Compensatory justice is concerned with determining how individuals should be compensated for the harm done by others. Retributive justice is concerned with punishment for actions that are contrary to a moral rule or societal well-being. Retributive justice may be used to justify deterring harmful actions.
Distributive justice is concerned with the distribution of the rewards and burdens of social interactions. A distributive standard is necessarily comparative, since it identifies how those rewards and burdens are assigned to individuals with particular attributes or in particular situations. Tax policy, for example, assigns the tax burden based on income, asset holdings, and spending. Distributive justice is concerned with the question of which attributes are relevant for particular matters. The basic comparative principle of distributive justice is that Equals should be treated equally and unequals, unequally.
Distributive justice has a variety of conceptions. Egalitarianism requires the equal distribution of the rewards and burdens of society. This concept is typically rejected because an equal distribution of rewards would distort the incentives to produce those rewards. That is, at some point the more equally a society attempts to divide its pie, the smaller the pie will be. Rawls's theory of justice concerns distributing the rewards and burdens of society in a manner that is fair, yet gives attention to incentives to increase the size of the pie.
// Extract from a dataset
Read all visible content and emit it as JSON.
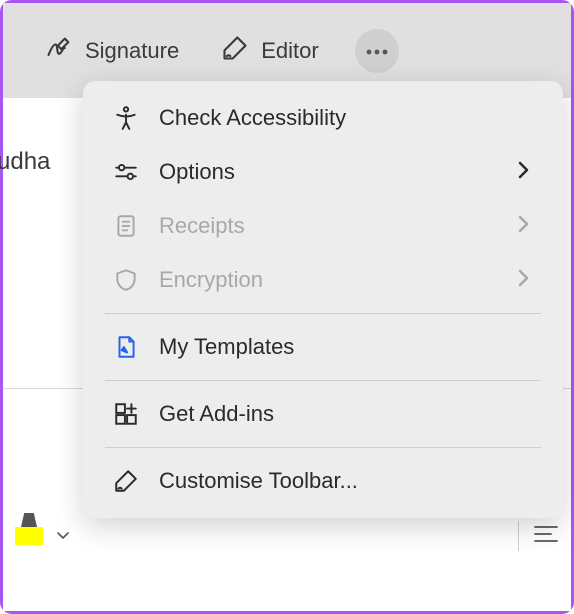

Compensatory justice is concerned with whether and how a person should be compensated for an injustice. Compensatory justice has fairness and restitution as its goals. If a person is injured, the institutions of society may be designed to compensate the person. The principal institutions through which compensation for accidents is provided are the liability, workers' compensation, and insurance systems. Compensation serves two objectives. First, it provides restitution for the injury. Second, it provides incentives to reduce injuries and their social costs by imposing the burden on the parties best placed to avoid accidents. If compensation is not well designed, however, it can result in a moral hazard problem that generates social costs by distorting the incentives to avoid accidents. In such a case, the benefits of compensation must be weighed against the distortions of economic incentives the compensation causes.
Because of past injustices from discrimination in hiring and promotion practices, the courts ruled that compensation was owed to minority group members as a class, rather than solely to the identifiable victims of discrimination. Rawls's principle of fair equality of opportunity provides a different justification for this ruling by focusing not on the nature of past injustices but on ensuring that all individuals have fair equality of opportunity. This requires not only the absence of discrimination, but also the fair opportunity for all to qualify for positions and pursue their interests. From this perspective, measures to ensure opportunities are warranted even if they extend beyond the set of actual victims of past discrimination.